2.2. Treatment conditions

Participants were randomised to propranolol or placebo conditions stratified by sex to ensure equal numbers of men and women in each group. None of the researchers involved in the study were aware of the treatment condition to which individuals were assigned. Propranolol is a non-selective beta-blocker, inhibiting the effects of catecholamines on both β1- and β2-adrenoceptors. Participants were administered 80 mg of sustained-release propranolol or identical placebo once a day after breakfast for 7 days. The dose was selected as the minimum recommended clinical dose for the treatment of hypertension, and was therefore deemed appropriate for healthy volunteers in order to minimise the likelihood of side effects.

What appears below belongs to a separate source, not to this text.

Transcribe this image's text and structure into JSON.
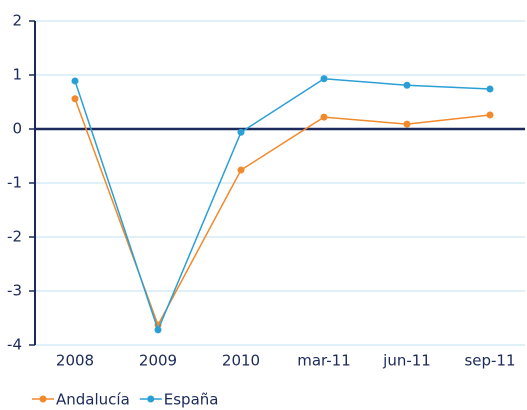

2.3. Measures and procedure

Participants attended a brief session in the laboratory at which body composition was measured and a questionnaire containing demographic and psychosocial measures was completed. They received a bottle containing 12 pills of the study medication and were instructed to take one capsule every morning after breakfast for the following 7 days. Participants were advised not to take any other medications or herbal remedies while taking part in the study and to avoid alcohol and vigorous physical activity.

Study participants returned 7 days later for the laboratory stress session either in the morning (9:00 h) or afternoon (13:30 h), bringing back the pill bottle so that the remaining capsules could be counted. They were instructed not to exercise before the session, not to drink alcohol the evening before, and not to consume any caffeine on the morning of the testing day. They were asked to eat a light breakfast and/or lunch. Anxiety and positive affect over the past week were assessed. Then a Portapres-2 (Finapres Medical Systems, Amsterdam, NL) was fitted for the continuous monitoring of BP and heart rate, and an intravenous cannula was inserted for blood sample collection. The participant subsequently rested quietly for 30 min, followed by the baseline blood draw. Participants also rated subjective stress.

A behavioural task battery consisting of three tasks was then administered. First was a socially evaluative public speaking task as previously used by our group (Ghiadoni et al., 2000). The participant was asked to imagine a situation in which they had been falsely accused of shoplifting. They were required to prepare a statement in their defence for 2 min and to present it for 3 min. They were seated facing a video camera, and were told that images would be analysed and rated for fluency and competence. Second was a mirror tracing task used extensively in psychophysiological research (Matthews et al., 2003, Steptoe et al., 2002). The participant traced around a star seen in mirror image with a metal stylus for 5 min. Errors were indicated by a loud sound. The participant was instructed to trace around the star as many times as possible in 5 min while making minimal errors. Third was a serial subtraction task, in which the participant serially subtracted the number 13 from 1,022 as fast and as accurately as possible for 5 min (Kirschbaum et al., 1993). After every failure, the participant had to restart at 1,022. Blood pressure and heart rate monitoring continued throughout, and a second blood sample was drawn immediately after tasks. Subjective stress was rated after each task, and participants indicated how difficult they found the task. They then sat quietly for a further 75 min, with additional blood samples at 45 and 75 min after tasks.

2.4. Measures

Body composition was assessed with a Tanita Body Composition Monitor (BC-418MA) from which body mass index (BMI) was derived. Anxiety over the past week was measured with the 7-item anxiety subscale of the Hospital Anxiety and Depression Scale (HADS) (Zigmond and Snaith, 1983), and positive affect with the positive affect subscale of the Positive and Negative Affect Scale (PANAS) (Watson et al., 1988). Scores on the anxiety scale could range from 0 to 21 and positive affect from 10 to 50, with higher ratings indicating greater anxiety or positive affect. Subjective stress and task difficulty were assessed on 7-point scales, with higher ratings indicating greater stress and perceived task difficulty.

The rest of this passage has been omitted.